Cells collected by mitotic shakeoff were replated onto slides and allowed to complete division before fixing. FISH was performed using α-satellite probes specific for chromosomes 7 (Abbott) according to the manufacture’s protocol. For immunofluorescence staining, cells were pre-extracted in KB (20 mM Tris-HCl pH 7.5, 150 mM NaCl, and 0.1% BSA) with 0.2% Triton X-100 for 90s and then fixed for 7 min in freshly prepared 3.5% paraformaldehyde/PBS, pH 6.9, and rinsed in KB. Primary and secondary antibodies were sequentially added to coverslips for 30 min at 37°C in a humidified chamber. DNA was stained with DAPI. Images were visualized with a 100 ×/1.4 NA objective attached to a Nikon Eclipse TE2000S microscope. Optical sections between 0.25–1 μm were captured with a Photometrics Cascade 512F camera (Roper Scientific) and the data analyzed with Meta-Morph (MDS Analytical Technologies) after deconvolution with AutoQuant (Media Cybernetics). All image files were reformatted as TIFF files, and Photoshop (Adobe) was used to assemble the figures.

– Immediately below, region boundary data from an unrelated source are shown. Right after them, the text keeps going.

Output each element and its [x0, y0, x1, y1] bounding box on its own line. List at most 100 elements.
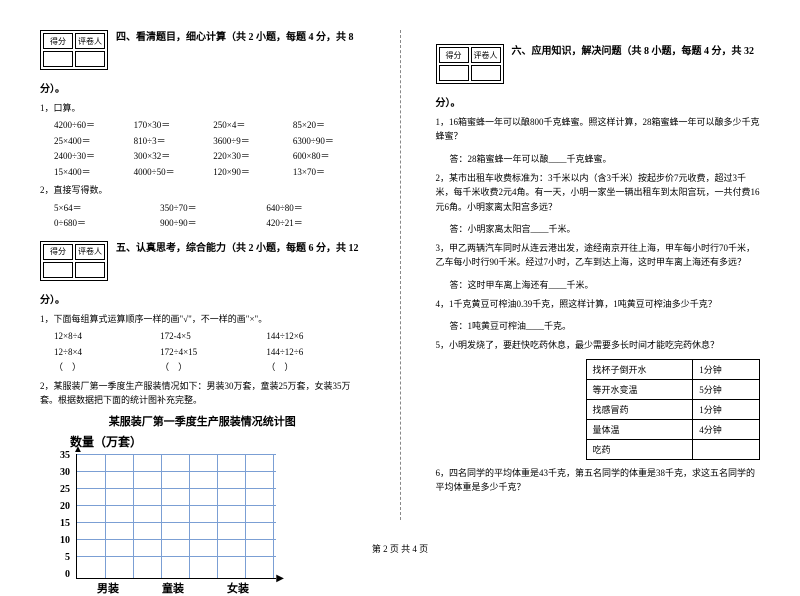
gridline	[77, 454, 276, 455]
calc: 120×90＝	[213, 166, 285, 180]
gridline-v	[161, 454, 162, 578]
q4-1: 1，口算。	[40, 101, 365, 115]
time-table: 找杯子倒开水1分钟 等开水变温5分钟 找感冒药1分钟 量体温4分钟 吃药	[586, 359, 761, 460]
calc: 6300÷90＝	[293, 135, 365, 149]
gridline	[77, 522, 276, 523]
q6-4: 4，1千克黄豆可榨油0.39千克，照这样计算，1吨黄豆可榨油多少千克？	[436, 297, 761, 311]
ytick: 35	[50, 450, 70, 461]
calc: 3600÷9＝	[213, 135, 285, 149]
xlabel: 男装	[97, 580, 119, 596]
calc-grid-1: 4200÷60＝ 170×30＝ 250×4＝ 85×20＝ 25×400＝ 810÷3…	[54, 119, 365, 179]
cell: （ ）	[160, 361, 258, 375]
score-h1: 得分	[439, 47, 469, 63]
section-4-header: 得分评卷人 四、看清题目，细心计算（共 2 小题，每题 4 分，共 8	[40, 30, 365, 70]
gridline-v	[273, 454, 274, 578]
calc: 420÷21＝	[266, 217, 364, 231]
section-6-cont: 分）。	[436, 94, 761, 109]
section-6-title: 六、应用知识，解决问题（共 8 小题，每题 4 分，共 32	[512, 44, 755, 59]
calc: 350÷70＝	[160, 202, 258, 216]
arrow-right: ▶	[276, 573, 284, 584]
calc: 5×64＝	[54, 202, 152, 216]
ytick: 20	[50, 501, 70, 512]
ytick: 25	[50, 484, 70, 495]
section-4-cont: 分）。	[40, 80, 365, 95]
gridline	[77, 488, 276, 489]
a6-1: 答：28箱蜜蜂一年可以酿____千克蜂蜜。	[450, 152, 761, 165]
tcell: 找杯子倒开水	[586, 359, 693, 379]
gridline	[77, 471, 276, 472]
tcell: 找感冒药	[586, 399, 693, 419]
section-4-title: 四、看清题目，细心计算（共 2 小题，每题 4 分，共 8	[116, 30, 354, 45]
cell: 172÷4×15	[160, 346, 258, 360]
gridline	[77, 556, 276, 557]
tcell	[693, 439, 760, 459]
tcell: 1分钟	[693, 359, 760, 379]
score-h2: 评卷人	[75, 33, 105, 49]
tcell: 5分钟	[693, 379, 760, 399]
bar-chart: 35 30 25 20 15 10 5 0 ▲ ▶ 男装 童装 女装	[50, 450, 320, 520]
gridline-v	[105, 454, 106, 578]
score-box: 得分评卷人	[436, 44, 504, 84]
score-box: 得分评卷人	[40, 241, 108, 281]
calc-grid-2: 5×64＝ 350÷70＝ 640÷80＝ 0÷680＝ 900÷90＝ 420÷21＝	[54, 202, 365, 231]
score-box: 得分评卷人	[40, 30, 108, 70]
gridline-v	[189, 454, 190, 578]
xlabel: 女装	[227, 580, 249, 596]
page-footer: 第 2 页 共 4 页	[0, 542, 800, 555]
left-column: 得分评卷人 四、看清题目，细心计算（共 2 小题，每题 4 分，共 8 分）。 …	[40, 30, 365, 520]
calc: 810÷3＝	[134, 135, 206, 149]
q6-6: 6，四名同学的平均体重是43千克，第五名同学的体重是38千克，求这五名同学的平均…	[436, 466, 761, 495]
a6-2: 答：小明家离太阳宫____千米。	[450, 222, 761, 235]
order-grid: 12×8÷4172-4×5144÷12×6 12÷8×4172÷4×15144÷…	[54, 330, 365, 375]
section-5-cont: 分）。	[40, 291, 365, 306]
tcell: 等开水变温	[586, 379, 693, 399]
right-column: 得分评卷人 六、应用知识，解决问题（共 8 小题，每题 4 分，共 32 分）。…	[436, 30, 761, 520]
ytick: 30	[50, 467, 70, 478]
calc: 15×400＝	[54, 166, 126, 180]
calc: 600×80＝	[293, 150, 365, 164]
q5-1: 1，下面每组算式运算顺序一样的画"√"，不一样的画"×"。	[40, 312, 365, 326]
tcell: 量体温	[586, 419, 693, 439]
calc: 4200÷60＝	[54, 119, 126, 133]
q6-3: 3，甲乙两辆汽车同时从连云港出发，途经南京开往上海，甲车每小时行70千米，乙车每…	[436, 241, 761, 270]
a6-3: 答：这时甲车离上海还有____千米。	[450, 278, 761, 291]
score-h2: 评卷人	[471, 47, 501, 63]
xlabel: 童装	[162, 580, 184, 596]
tcell: 1分钟	[693, 399, 760, 419]
a6-4: 答：1吨黄豆可榨油____千克。	[450, 319, 761, 332]
cell: 144÷12÷6	[266, 346, 364, 360]
calc: 640÷80＝	[266, 202, 364, 216]
gridline	[77, 539, 276, 540]
ytick: 0	[50, 569, 70, 580]
calc: 85×20＝	[293, 119, 365, 133]
calc: 250×4＝	[213, 119, 285, 133]
chart-title: 某服装厂第一季度生产服装情况统计图	[40, 413, 365, 429]
q4-2: 2，直接写得数。	[40, 183, 365, 197]
calc: 13×70＝	[293, 166, 365, 180]
ytick: 15	[50, 518, 70, 529]
cell: （ ）	[54, 361, 152, 375]
cell: 12×8÷4	[54, 330, 152, 344]
gridline	[77, 505, 276, 506]
calc: 170×30＝	[134, 119, 206, 133]
section-5-header: 得分评卷人 五、认真思考，综合能力（共 2 小题，每题 6 分，共 12	[40, 241, 365, 281]
section-6-header: 得分评卷人 六、应用知识，解决问题（共 8 小题，每题 4 分，共 32	[436, 44, 761, 84]
calc: 4000÷50＝	[134, 166, 206, 180]
calc: 25×400＝	[54, 135, 126, 149]
arrow-up: ▲	[73, 444, 83, 455]
q6-1: 1，16箱蜜蜂一年可以酿800千克蜂蜜。照这样计算，28箱蜜蜂一年可以酿多少千克…	[436, 115, 761, 144]
tcell: 吃药	[586, 439, 693, 459]
section-5-title: 五、认真思考，综合能力（共 2 小题，每题 6 分，共 12	[116, 241, 359, 256]
cell: 12÷8×4	[54, 346, 152, 360]
score-h1: 得分	[43, 244, 73, 260]
calc: 300×32＝	[134, 150, 206, 164]
cell: （ ）	[266, 361, 364, 375]
calc: 0÷680＝	[54, 217, 152, 231]
cell: 144÷12×6	[266, 330, 364, 344]
score-h2: 评卷人	[75, 244, 105, 260]
gridline-v	[245, 454, 246, 578]
calc: 220×30＝	[213, 150, 285, 164]
score-h1: 得分	[43, 33, 73, 49]
tcell: 4分钟	[693, 419, 760, 439]
calc: 900÷90＝	[160, 217, 258, 231]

For time-lapse studies, cells were seeded into 6 or 12 well dishes (Falcon) in Hepes buffered medium and imaged with either an Nikon Eclipse TE2000S inverted microscope (20X objective) or plated onto glassbottomed 35-mm dishes (MakTek) and imaged (60X 1.4NA objective) with an UltraView spinning disc confocal microscope (Perkin Elmer). Images were captured every 5 min at 37°C and processed with ImagePro Plus software (Media Cybernetics).

FRET

For imaging of the FRET biosensors, cells were plated on 22 × 22 mm no. 1.5 glass coverslips (Fisher Scientific) coated with Poly-D-lysine (Sigma). 24 hrs post-transfection of DNA constructs, cells were subjected to a double thymidine block and then released in the presence of nocodazole ± ZM447439 (Sigma) to enrich for mitotic cells. Images were acquired on a Leica DM4000 microscope with a 100 × 1.4 NA objective, an XY-piezo Z stage (Applied Scientific Instrumentation), a spinning disk confocal (Yokogawa), an electron multiplier CCD camera (Hamamatsu ImageEM), and an LMM5 laser merge module (Spectral Applied Research), controlled by IP Lab software (BD Biosciences). CFP was excited at 440 nm. CFP and YFP emissions were acquired simultaneously with a beamsplitter (Dual-View, Optical Insights). Custom software written in Matlab (Mathworks) was used for image analysis [23]. The program identified individual kinetochores from the confocal image stacks, and the YFP/TFP emission ratio was calculated at each centromere/kinetochore as previously described [23].